Dysphorie ist, wie wir jetzt wissen, ziemlich oft ein Aspekt des Trans* seins, der viel Unwohlsein hervorruft. Es gibt aber durchaus Möglichkeiten, wie Du es Trans* Personen in Deinem Umfeld angenehmer machen kannst. Eine Sache ist, dass Du es respektierst, wenn Dir jemand seine:ihre Pronomen anvertraut und es auch so anwendest, wie es gewünscht wird. Dasselbe gilt natürlich für den Namen. Das sollte in unserer Gesellschaft mittlerweile selbstverständlich sein, ist es aber anscheinend doch nicht immer. Eine weitere recht simple Sache ist, dass Du auf den Toiletten und in den Umkleiden keine Bemerkungen bezüglich Körpern machst. Das ist eine Sache, die nicht nur ein Gefallen für Trans* Personen wäre. Das sind jetzt wirklich sehr einfache Tipps. Wenn du noch weiter helfen möchtest, kannst du selbst recherchieren, und Dir Erfahrungsberichte von Trans* Personen ansehen und lesen. Natürlich wäre es auch schön, wenn Du Dich bei Interesse für die Osqar-Ag bei Frau Nagler-Popp oder Herrn Christandl anmeldest und dort noch mehr Leute aus der LGBTQIA+ Community unterstützen kannst.

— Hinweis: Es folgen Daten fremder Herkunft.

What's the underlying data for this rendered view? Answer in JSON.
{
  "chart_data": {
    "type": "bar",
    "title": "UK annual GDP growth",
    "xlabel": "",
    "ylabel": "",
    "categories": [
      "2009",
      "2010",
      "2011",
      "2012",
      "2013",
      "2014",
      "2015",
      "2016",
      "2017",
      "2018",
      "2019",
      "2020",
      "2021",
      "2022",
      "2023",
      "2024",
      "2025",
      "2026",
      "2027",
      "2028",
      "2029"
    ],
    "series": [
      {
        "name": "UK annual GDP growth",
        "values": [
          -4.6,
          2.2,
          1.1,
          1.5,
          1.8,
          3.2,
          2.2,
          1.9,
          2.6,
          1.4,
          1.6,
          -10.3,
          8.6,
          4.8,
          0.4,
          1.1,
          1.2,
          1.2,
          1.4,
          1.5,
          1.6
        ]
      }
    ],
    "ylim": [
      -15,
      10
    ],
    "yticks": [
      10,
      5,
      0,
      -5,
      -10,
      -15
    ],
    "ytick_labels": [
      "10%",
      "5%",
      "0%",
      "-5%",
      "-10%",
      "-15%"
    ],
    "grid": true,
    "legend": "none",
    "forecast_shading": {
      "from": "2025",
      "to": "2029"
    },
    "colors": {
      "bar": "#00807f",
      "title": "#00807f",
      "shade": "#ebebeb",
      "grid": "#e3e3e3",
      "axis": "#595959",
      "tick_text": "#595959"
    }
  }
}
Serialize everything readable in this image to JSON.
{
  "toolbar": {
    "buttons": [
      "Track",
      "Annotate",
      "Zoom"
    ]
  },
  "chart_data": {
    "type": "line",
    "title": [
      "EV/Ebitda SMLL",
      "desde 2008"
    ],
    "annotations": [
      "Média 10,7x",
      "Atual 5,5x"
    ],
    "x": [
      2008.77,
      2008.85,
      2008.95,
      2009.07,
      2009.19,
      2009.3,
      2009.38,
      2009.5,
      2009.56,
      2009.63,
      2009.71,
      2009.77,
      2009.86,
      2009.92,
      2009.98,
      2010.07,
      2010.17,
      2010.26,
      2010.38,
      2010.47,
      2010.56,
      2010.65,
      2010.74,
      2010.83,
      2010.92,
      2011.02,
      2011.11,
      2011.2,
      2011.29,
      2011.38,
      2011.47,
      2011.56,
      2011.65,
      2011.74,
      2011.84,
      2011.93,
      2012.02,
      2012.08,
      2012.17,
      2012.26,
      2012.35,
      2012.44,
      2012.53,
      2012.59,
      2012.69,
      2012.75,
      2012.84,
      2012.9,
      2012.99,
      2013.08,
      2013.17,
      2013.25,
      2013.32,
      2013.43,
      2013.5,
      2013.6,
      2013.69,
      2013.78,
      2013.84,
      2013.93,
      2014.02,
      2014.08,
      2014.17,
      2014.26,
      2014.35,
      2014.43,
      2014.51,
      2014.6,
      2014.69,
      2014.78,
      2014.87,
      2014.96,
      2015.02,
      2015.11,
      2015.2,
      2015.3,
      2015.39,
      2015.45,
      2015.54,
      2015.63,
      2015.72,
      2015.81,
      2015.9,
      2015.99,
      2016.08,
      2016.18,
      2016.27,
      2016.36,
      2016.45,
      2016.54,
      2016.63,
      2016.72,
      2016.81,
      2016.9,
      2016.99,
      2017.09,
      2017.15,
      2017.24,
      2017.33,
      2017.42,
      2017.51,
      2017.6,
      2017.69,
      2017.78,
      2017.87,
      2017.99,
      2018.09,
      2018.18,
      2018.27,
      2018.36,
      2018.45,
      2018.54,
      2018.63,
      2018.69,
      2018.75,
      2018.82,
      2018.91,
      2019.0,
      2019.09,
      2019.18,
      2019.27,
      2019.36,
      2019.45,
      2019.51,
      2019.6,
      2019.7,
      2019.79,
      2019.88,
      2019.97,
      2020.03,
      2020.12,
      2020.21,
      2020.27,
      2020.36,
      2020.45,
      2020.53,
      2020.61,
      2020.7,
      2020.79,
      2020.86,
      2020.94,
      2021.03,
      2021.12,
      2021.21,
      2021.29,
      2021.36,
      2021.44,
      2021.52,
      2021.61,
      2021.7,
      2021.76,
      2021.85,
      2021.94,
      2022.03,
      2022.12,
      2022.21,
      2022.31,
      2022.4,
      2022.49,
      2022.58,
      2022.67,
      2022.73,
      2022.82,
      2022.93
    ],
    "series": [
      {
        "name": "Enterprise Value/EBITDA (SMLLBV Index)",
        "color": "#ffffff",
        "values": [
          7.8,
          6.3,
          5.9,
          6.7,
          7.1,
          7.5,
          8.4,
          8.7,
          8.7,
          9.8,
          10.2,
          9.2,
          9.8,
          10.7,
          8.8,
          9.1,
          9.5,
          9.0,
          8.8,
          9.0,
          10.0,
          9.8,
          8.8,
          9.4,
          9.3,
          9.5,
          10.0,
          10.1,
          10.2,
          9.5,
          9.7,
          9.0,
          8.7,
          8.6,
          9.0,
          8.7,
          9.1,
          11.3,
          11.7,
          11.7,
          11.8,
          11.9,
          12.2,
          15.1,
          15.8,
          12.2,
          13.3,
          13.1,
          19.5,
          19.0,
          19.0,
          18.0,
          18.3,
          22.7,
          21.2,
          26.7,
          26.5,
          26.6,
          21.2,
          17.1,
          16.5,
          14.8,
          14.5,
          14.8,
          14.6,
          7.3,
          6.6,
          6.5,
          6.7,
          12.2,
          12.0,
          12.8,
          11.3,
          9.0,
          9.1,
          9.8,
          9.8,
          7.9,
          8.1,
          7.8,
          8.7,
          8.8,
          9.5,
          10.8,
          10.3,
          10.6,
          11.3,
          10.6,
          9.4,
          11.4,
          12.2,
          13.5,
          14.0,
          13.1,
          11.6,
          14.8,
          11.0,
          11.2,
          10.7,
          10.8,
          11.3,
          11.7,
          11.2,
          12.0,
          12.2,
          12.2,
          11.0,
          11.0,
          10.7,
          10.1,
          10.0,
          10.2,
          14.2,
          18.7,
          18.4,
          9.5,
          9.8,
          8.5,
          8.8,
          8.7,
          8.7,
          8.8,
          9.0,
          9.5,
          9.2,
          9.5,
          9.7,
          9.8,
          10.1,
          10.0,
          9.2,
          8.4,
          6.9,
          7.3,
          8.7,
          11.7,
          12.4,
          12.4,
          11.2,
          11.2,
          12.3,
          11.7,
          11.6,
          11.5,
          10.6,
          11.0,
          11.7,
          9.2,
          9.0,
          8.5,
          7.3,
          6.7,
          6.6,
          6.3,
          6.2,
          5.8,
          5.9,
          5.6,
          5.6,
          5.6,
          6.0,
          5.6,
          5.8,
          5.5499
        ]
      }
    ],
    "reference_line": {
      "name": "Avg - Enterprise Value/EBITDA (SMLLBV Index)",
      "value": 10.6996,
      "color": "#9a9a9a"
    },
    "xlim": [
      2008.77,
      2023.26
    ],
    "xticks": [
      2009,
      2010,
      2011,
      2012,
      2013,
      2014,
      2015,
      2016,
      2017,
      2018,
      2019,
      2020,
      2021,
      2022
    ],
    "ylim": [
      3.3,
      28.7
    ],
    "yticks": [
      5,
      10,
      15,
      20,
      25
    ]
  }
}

Noch wichtig zum Schluss: Jede Person ist individuell und so auch Trans* Menschen. Dysphorie ist ein Empfinden, dass sich von Person zu Person unterscheidet und auch nicht an jedem Tag gleich ist. In diesem Artikel steht bei weitem nicht alles und er ist auch nicht allgemein gültig.

Cis1= eine Person, deren Geschlechtsidentität mit dem biologischen Geschlecht übereinstimmt.